Omurga/omurilik tümörleri iyi huylu (kanserli olmayan) veya kötü huylu (kanserli) olabilmektedir. Birincil tümörler omurga veya omurilikte ortaya çıkarken metastatik veya ikincil tümörler kanserin başka bir bölgeden omurgaya yayılması sonucu ortaya çıkmaktadır.
Omurga tümörleri iki farklı şekilde ele alınmaktadır:
- Tümörün meydana geldiği omurga bölgesine göre. Temel alanlar: Servikal, torakal, lomber ve sakrum
- Spinal kanal içerisindeki konumuna göre.
- İntradural-ekstramedüller: Tümör, omurilik zarının (dura) içerisinde ancak omuriliğin dışında bulunmaktadır. Bu tip tümörlerin en yaygın olanları; meningiomlar, schwannomlar, nörofibromlar ya da filum terminale ependimomlarıdır. Meningiomlar ve sinir kökü tümörleri (schwannomlar) genellikle iyi huyludur. Nörofibromlar ise zaman içerisinde kötü huylu hale gelebilmektedir. Omuriliğin bittiği bölgedeki (ucundaki) ependimomların boyutlarının büyük boyutlu olabilmesi, sinir lifleri ile yakın komşuluk göstermesi sebebiyle çıkarılması zor olabilmektedir.
- İntramedüller: İntramedüller tümörler omuriliğin içerisinde bulunan tümörlerin adıdır. Tipik olarak omuriliğin içerisinde bulunan glia hücrelerinden veya ependimal hücrelerden türemektedirler. Astrositomlar ve ependimomlar en yaygın görülen iki tiptir. Astrositomlar daha çok servikal ve torasik bölgede görülmektedir. Ependimomlar sıklıkla servikal bölgede yerleşmektedir. İntramedüller lipomlar en çok servikotorasik omurilikte bulunan nadir konjenital tümörler arasındadır. Omuriliğin içerisinde yer almaları bu tümörlerin cerrahisini zor kılmaktadır.
- Ekstradural: Ekstradural tümörler, omuriliği çevreleyen zar olan duranın dışında bulunmaktadır. Bu bölgede sıklıkla yerleşen lezyonlar genellikle başka bir kanserden bu bölgeye yayılan metastatik lezyonlardır. Kanser hastalarının en az %30’unda kanserin omurgaya yayılacağı tahmin edilmektedir. En yaygın birincil omurga tümörü vertebral hemanjiyomlardır. Bunlar iyi huylu lezyonlar olup nadiren ağrı gibi semptomlara neden olmaktadırlar. Omurgaya yayılan birincil kanserler arasında akciğer, meme ve prostat kanserleri yer almaktadır. Erkeklerde akciğer kanseri, kemiğe metastazın en sık karşılaşıldığı kanser türü olup kadınlarda meme kanseri en sık omurga metastazı yapan kanser türü olarak karşımıza çıkmaktadır. Omurgaya yayılan diğer kanserler; multipl miyelom, melanom ve sarkomun yanı sıra gastrointestinal sistem, böbrek ve tiroid kanserleridir.

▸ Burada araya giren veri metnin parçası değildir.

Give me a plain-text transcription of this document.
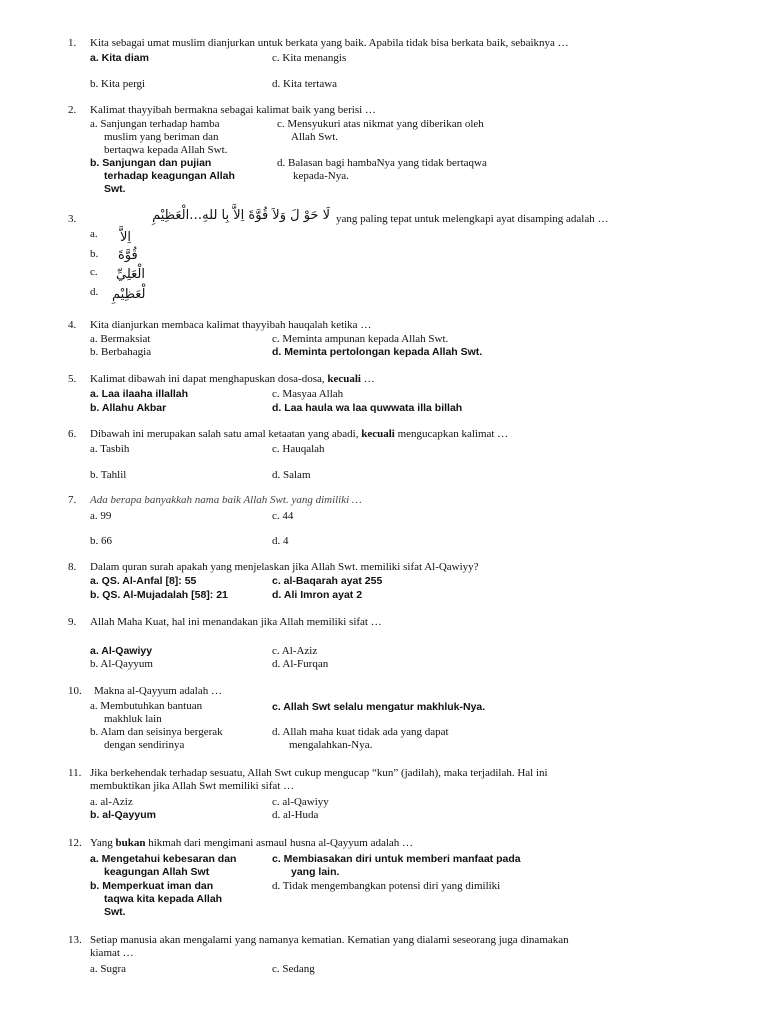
1. Kita sebagai umat muslim dianjurkan untuk berkata yang baik. Apabila tidak bisa berkata baik, sebaiknya …
a. Kita diam	c. Kita menangis
b. Kita pergi	d. Kita tertawa
2. Kalimat thayyibah bermakna sebagai kalimat baik yang berisi …
a. Sanjungan terhadap hamba
muslim yang beriman dan
bertaqwa kepada Allah Swt.
c. Mensyukuri atas nikmat yang diberikan oleh
Allah Swt.
b. Sanjungan dan pujian
terhadap keagungan Allah
Swt.
d. Balasan bagi hambaNya yang tidak bertaqwa
kepada-Nya.
3.	لَا حَوْ لَ وَلاَ قُوَّةَ اِلاَّ بِا للهِ…الْعَظِيْمِ yang paling tepat untuk melengkapi ayat disamping adalah …
a. اِلاَّ
b. قُوَّةَ
c. الْعَلِيِّ
d. لْعَظِيْمِ
4. Kita dianjurkan membaca kalimat thayyibah hauqalah ketika …
a. Bermaksiat	c. Meminta ampunan kepada Allah Swt.
b. Berbahagia	d. Meminta pertolongan kepada Allah Swt.
5. Kalimat dibawah ini dapat menghapuskan dosa-dosa, kecuali …
a. Laa ilaaha illallah	c. Masyaa Allah
b. Allahu Akbar	d. Laa haula wa laa quwwata illa billah
6. Dibawah ini merupakan salah satu amal ketaatan yang abadi, kecuali mengucapkan kalimat …
a. Tasbih	c. Hauqalah
b. Tahlil	d. Salam
7. Ada berapa banyakkah nama baik Allah Swt. yang dimiliki …
a. 99	c. 44
b. 66	d. 4
8. Dalam quran surah apakah yang menjelaskan jika Allah Swt. memiliki sifat Al-Qawiyy?
a. QS. Al-Anfal [8]: 55	c. al-Baqarah ayat 255
b. QS. Al-Mujadalah [58]: 21	d. Ali Imron ayat 2
9. Allah Maha Kuat, hal ini menandakan jika Allah memiliki sifat …
a. Al-Qawiyy	c. Al-Aziz
b. Al-Qayyum	d. Al-Furqan
10. Makna al-Qayyum adalah …
a. Membutuhkan bantuan
makhluk lain
c. Allah Swt selalu mengatur makhluk-Nya.
b. Alam dan seisinya bergerak
dengan sendirinya
d. Allah maha kuat tidak ada yang dapat
mengalahkan-Nya.
11. Jika berkehendak terhadap sesuatu, Allah Swt cukup mengucap “kun” (jadilah), maka terjadilah. Hal ini
membuktikan jika Allah Swt memiliki sifat …
a. al-Aziz	c. al-Qawiyy
b. al-Qayyum	d. al-Huda
12. Yang bukan hikmah dari mengimani asmaul husna al-Qayyum adalah …
a. Mengetahui kebesaran dan
keagungan Allah Swt
c. Membiasakan diri untuk memberi manfaat pada
yang lain.
b. Memperkuat iman dan
taqwa kita kepada Allah
Swt.
d. Tidak mengembangkan potensi diri yang dimiliki
13. Setiap manusia akan mengalami yang namanya kematian. Kematian yang dialami seseorang juga dinamakan
kiamat …
a. Sugra	c. Sedang
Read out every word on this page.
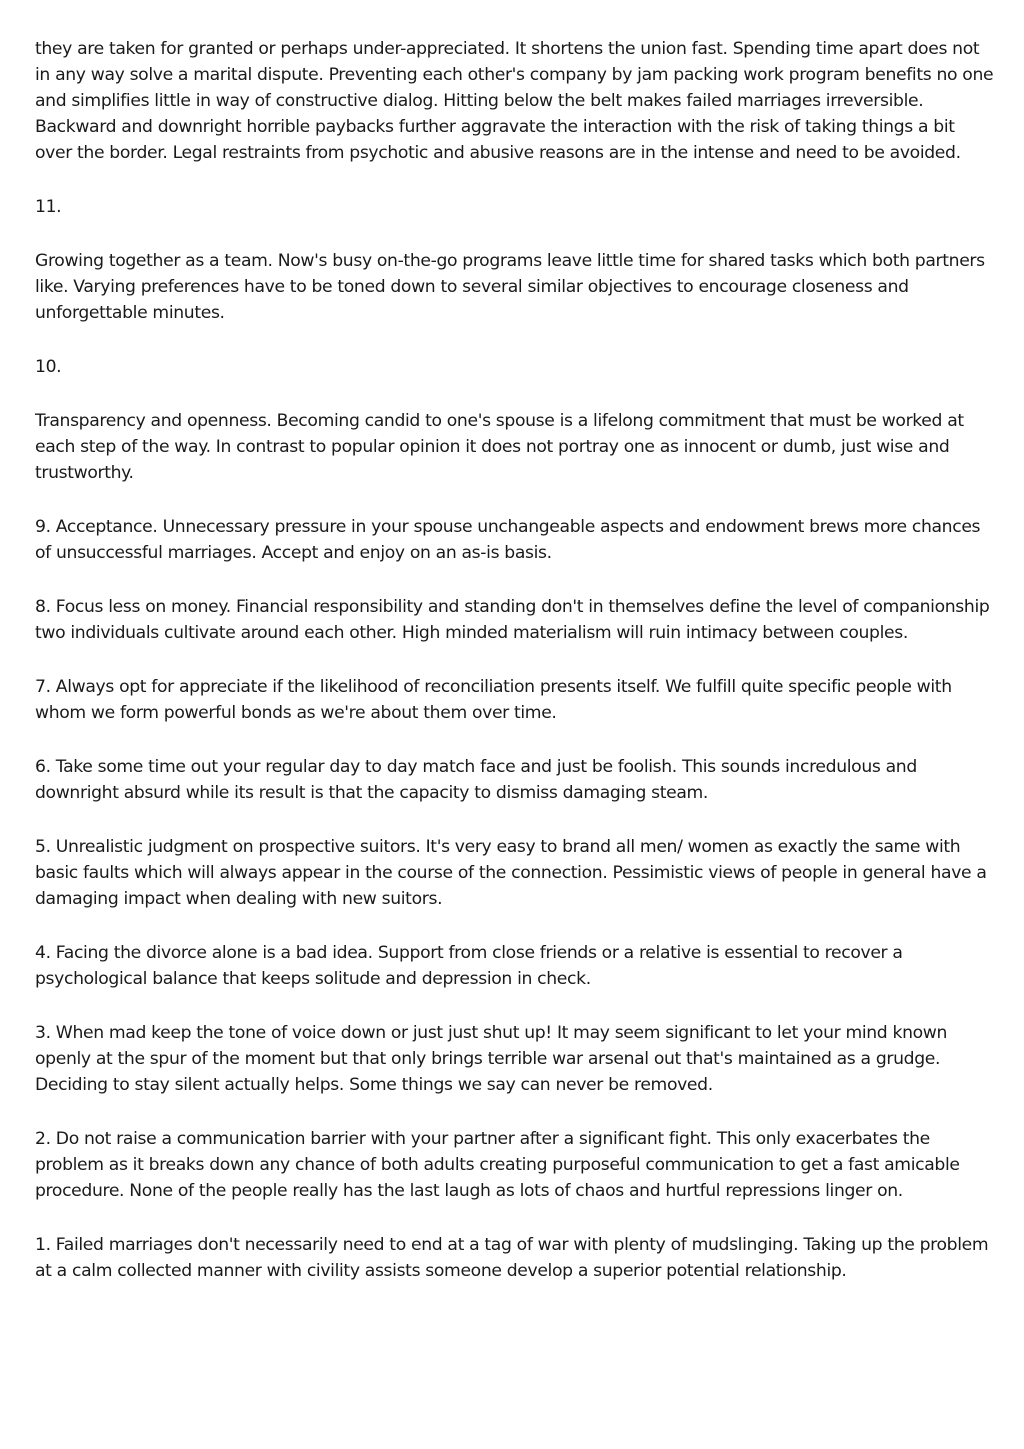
they are taken for granted or perhaps under-appreciated. It shortens the union fast. Spending time apart does not in any way solve a marital dispute. Preventing each other's company by jam packing work program benefits no one and simplifies little in way of constructive dialog. Hitting below the belt makes failed marriages irreversible. Backward and downright horrible paybacks further aggravate the interaction with the risk of taking things a bit over the border. Legal restraints from psychotic and abusive reasons are in the intense and need to be avoided.

11.

Growing together as a team. Now's busy on-the-go programs leave little time for shared tasks which both partners like. Varying preferences have to be toned down to several similar objectives to encourage closeness and unforgettable minutes.

10.

Transparency and openness. Becoming candid to one's spouse is a lifelong commitment that must be worked at each step of the way. In contrast to popular opinion it does not portray one as innocent or dumb, just wise and trustworthy.

9. Acceptance. Unnecessary pressure in your spouse unchangeable aspects and endowment brews more chances of unsuccessful marriages. Accept and enjoy on an as-is basis.

8. Focus less on money. Financial responsibility and standing don't in themselves define the level of companionship two individuals cultivate around each other. High minded materialism will ruin intimacy between couples.

7. Always opt for appreciate if the likelihood of reconciliation presents itself. We fulfill quite specific people with whom we form powerful bonds as we're about them over time.

6. Take some time out your regular day to day match face and just be foolish. This sounds incredulous and downright absurd while its result is that the capacity to dismiss damaging steam.

5. Unrealistic judgment on prospective suitors. It's very easy to brand all men/ women as exactly the same with basic faults which will always appear in the course of the connection. Pessimistic views of people in general have a damaging impact when dealing with new suitors.

4. Facing the divorce alone is a bad idea. Support from close friends or a relative is essential to recover a psychological balance that keeps solitude and depression in check.

3. When mad keep the tone of voice down or just just shut up! It may seem significant to let your mind known openly at the spur of the moment but that only brings terrible war arsenal out that's maintained as a grudge. Deciding to stay silent actually helps. Some things we say can never be removed.

2. Do not raise a communication barrier with your partner after a significant fight. This only exacerbates the problem as it breaks down any chance of both adults creating purposeful communication to get a fast amicable procedure. None of the people really has the last laugh as lots of chaos and hurtful repressions linger on.

1. Failed marriages don't necessarily need to end at a tag of war with plenty of mudslinging. Taking up the problem at a calm collected manner with civility assists someone develop a superior potential relationship.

Omurga/omurilik tümörlerinde izlem, cerrahi tedavi, radyoterapi ve kemoterapi uygulanmaktadır. Bazı durumlarda cerrahi öncesi iğne biyopsisi yada açık biyopsi gerekebilmektedir. Cerrahi tedavide tümör dokusu tamamen yada kısmen çıkarılmaktadır. Bu konudaki karar hasta ile işbirliği içerisinde doktorunuz tarafından verilmektedir. Karar verilirken göz önünde bulundurulan kriterler; tümörün tipi, yayılımı, kötü-iyi huylu olması, kemo-radyoterapiye hassas olup olmaması, nörolojik risk oranı ve beklenen yaşam süresi gibi kriterlerdir. Tümörün yada cerrahinin omurgada yaratacağı etkiler göz önünde bulundurularak omurganın metalik implantlar ile sabitlenmesi gerekebilmektedir.
İyi huylu ve küçük lezyonlar düzenli aralıklarla çekilen manyetik rezonans görüntüleme ile (MR) yakın takip edilebilir.
Omurganın bazı iyi huylu lezyonlarında, tümör çıkarılmasını takiben oluşan kavite kemik çimentosu ile doldurularak tedavi edilebilmektedir.
Cerrahi sonrası hastaların bir kısmının fizik tedavi ve rehabilitasyon alması gerekebilmektedir.